The algorithm you have just implemented is known as a bag-of-words algorithm. Notice that our algorithm only accounts for the presence of words. It does not account for any order or structure the post may have. Simply put, we consider each post as a random collection, or bag, of words, rather than a structure of words. There are some major downsides to just considering the amount of times a word appears in a certain label, which we will explore soon.

You should have begun to realize that all invalid posts generally have a common theme in their text. Most of them may contain words such as “politics”, “food”, “religion”, and more. However, there may be some cases where we misinterpret some posts as invalid, when in actuality, many would agree that it should be valid. Let’s take a look at one example.

Colin Kaepernick Signs a 6 Year Contract

This post is clearly about sports; it is simply stating that Colin Kaepernick, an NFL quarterback, signed a contract. However, our naive moderation algorithm will likely choose to remove this post. Why does this happen? The answer lies in the training data. Remember, SportIt provided you with a training corpus of off-topic posts.
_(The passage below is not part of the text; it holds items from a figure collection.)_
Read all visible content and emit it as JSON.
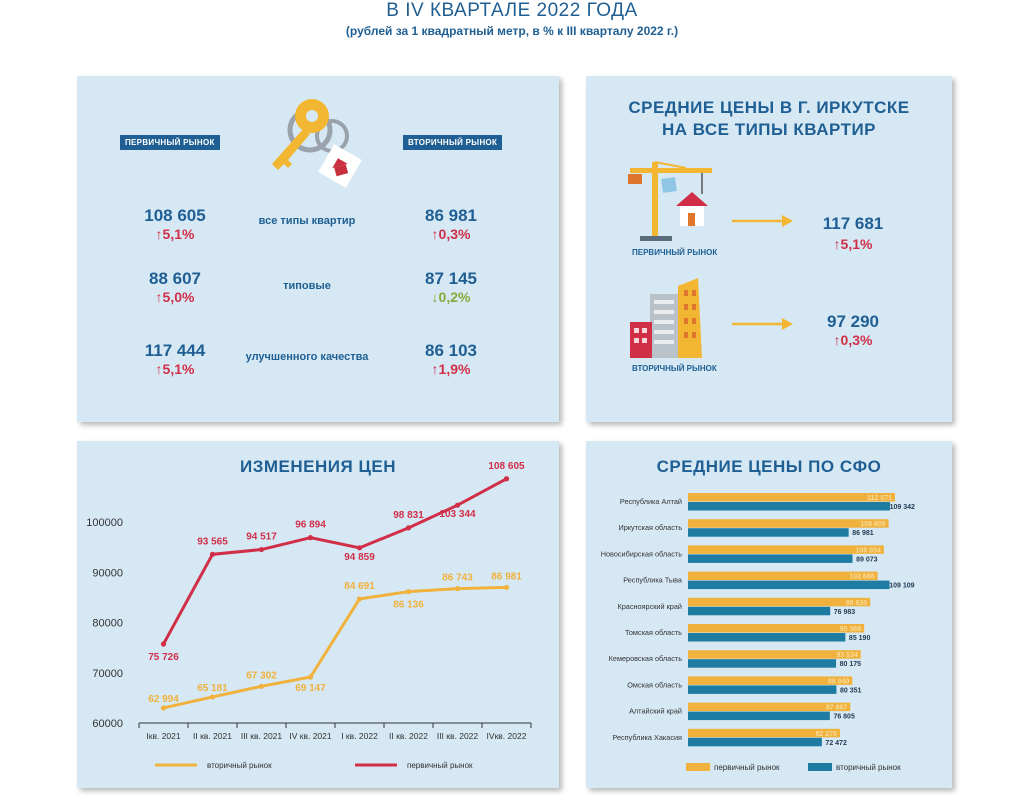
{
  "header": {
    "title": "В IV КВАРТАЛЕ 2022 ГОДА",
    "subtitle": "(рублей за 1 квадратный метр, в % к III кварталу 2022 г.)"
  },
  "panel1": {
    "primary_label": "ПЕРВИЧНЫЙ РЫНОК",
    "secondary_label": "ВТОРИЧНЫЙ РЫНОК",
    "rows": [
      {
        "label": "все типы квартир",
        "primary_value": "108 605",
        "primary_change": "↑5,1%",
        "secondary_value": "86 981",
        "secondary_change": "↑0,3%"
      },
      {
        "label": "типовые",
        "primary_value": "88 607",
        "primary_change": "↑5,0%",
        "secondary_value": "87 145",
        "secondary_change": "↓0,2%"
      },
      {
        "label": "улучшенного качества",
        "primary_value": "117 444",
        "primary_change": "↑5,1%",
        "secondary_value": "86 103",
        "secondary_change": "↑1,9%"
      }
    ]
  },
  "panel2": {
    "title_line1": "СРЕДНИЕ  ЦЕНЫ  В  Г.  ИРКУТСКЕ",
    "title_line2": "НА ВСЕ ТИПЫ КВАРТИР",
    "primary": {
      "label": "ПЕРВИЧНЫЙ РЫНОК",
      "value": "117 681",
      "change": "↑5,1%"
    },
    "secondary": {
      "label": "ВТОРИЧНЫЙ РЫНОК",
      "value": "97 290",
      "change": "↑0,3%"
    }
  },
  "chart_data": [
    {
      "type": "line",
      "title": "ИЗМЕНЕНИЯ ЦЕН",
      "categories": [
        "Iкв. 2021",
        "II кв. 2021",
        "III кв. 2021",
        "IV кв. 2021",
        "I кв. 2022",
        "II кв. 2022",
        "III кв. 2022",
        "IVкв. 2022"
      ],
      "ylim": [
        60000,
        100000
      ],
      "yticks": [
        60000,
        70000,
        80000,
        90000,
        100000
      ],
      "series": [
        {
          "name": "первичный рынок",
          "color": "#d12f48",
          "values": [
            75726,
            93565,
            94517,
            96894,
            94859,
            98831,
            103344,
            108605
          ],
          "labels": [
            "75 726",
            "93 565",
            "94 517",
            "96 894",
            "94 859",
            "98 831",
            "103 344",
            "108 605"
          ]
        },
        {
          "name": "вторичный рынок",
          "color": "#f0b23c",
          "values": [
            62994,
            65181,
            67302,
            69147,
            84691,
            86136,
            86743,
            86981
          ],
          "labels": [
            "62 994",
            "65 181",
            "67 302",
            "69 147",
            "84 691",
            "86 136",
            "86 743",
            "86 981"
          ]
        }
      ],
      "legend": "bottom"
    },
    {
      "type": "bar",
      "orientation": "horizontal",
      "title": "СРЕДНИЕ ЦЕНЫ ПО СФО",
      "categories": [
        "Республика Алтай",
        "Иркутская область",
        "Новосибирская область",
        "Республика Тыва",
        "Красноярский край",
        "Томская область",
        "Кемеровская область",
        "Омская область",
        "Алтайский край",
        "Республика Хакасия"
      ],
      "xlim": [
        0,
        112071
      ],
      "series": [
        {
          "name": "первичный рынок",
          "color": "#f0b23c",
          "values": [
            112071,
            108605,
            106054,
            102666,
            98630,
            95369,
            93534,
            88940,
            87867,
            82270
          ],
          "labels": [
            "112 071",
            "108 605",
            "106 054",
            "102 666",
            "98 630",
            "95 369",
            "93 534",
            "88 940",
            "87 867",
            "82 270"
          ]
        },
        {
          "name": "вторичный рынок",
          "color": "#1e7ca3",
          "values": [
            109342,
            86981,
            89073,
            109109,
            76983,
            85190,
            80175,
            80351,
            76805,
            72472
          ],
          "labels": [
            "109 342",
            "86 981",
            "89 073",
            "109 109",
            "76 983",
            "85 190",
            "80 175",
            "80 351",
            "76 805",
            "72 472"
          ]
        }
      ],
      "legend": "bottom"
    }
  ]
}
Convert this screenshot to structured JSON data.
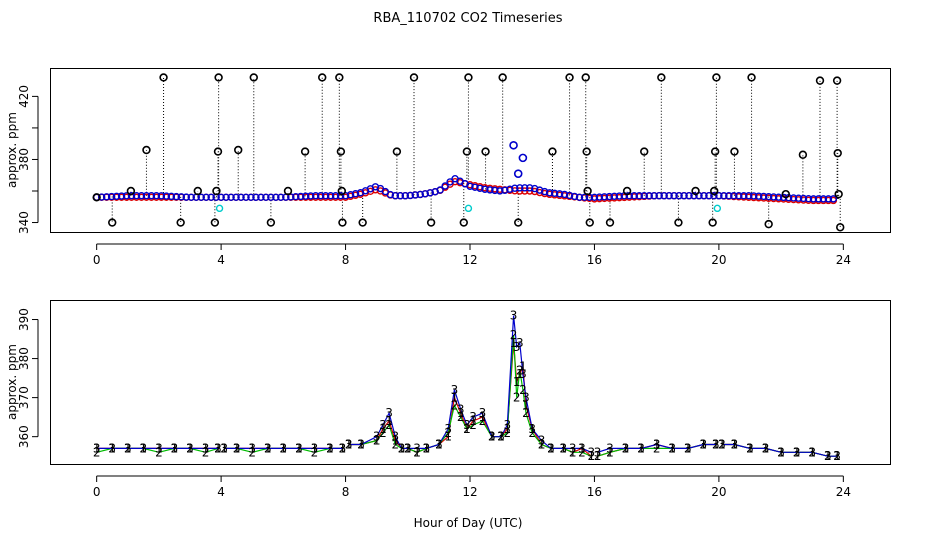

Many of these posts discussed politics, and Colin Kaepernick has been a controversial figure due to his history of kneeling for the national anthem.

Question #1: How may content moderation algorithms unintentionally censor content, and who might it effect in the case of SportIt? What about on other platforms?

Part 3: Introducing Human Content Moderation

It is now time to modify the naive content moderation algorithm to better handle “edge cases”; that is, posts which have aspects of being on-topic and off-topic. SportIt moderators want you to specifically gather posts whose difference in probability falls within a given threshold and send these posts back to the moderators for human review.

For clarity, the threshold is defined as: \(|P(Type = On|Post) - P(Type = Off|Post)|\)

Once you’ve wrote the code for calculating the threshold and submitting to human review, try choosing the threshold value yourself. As you do so, analyze what posts are considered as “edge cases” with different values.

Question #1: When it is appropriate to introduce human reviewers into content moderation?

Question #2: Would you consider any of the “edge cases” that your algorithm returned to not be edge cases? Why?

Discussion Questions

Some example questions that could follow the programming component are:

In many cases, content could fall into the valid and invalid category. For example, a post about Colin Kapernick could also talk about kneeling for the national anthem. How should cases where there is no “clear” answer be handled?
How do you balance human review in content moderation? How, if at all, does human review differ if you are a big company or a small one?
Is there an “optimal” way to moderate content? Are there any best practices that any company maintaining UGC could apply?
To what degree should speech be moderated? Should there be legal protections for speech on these platforms?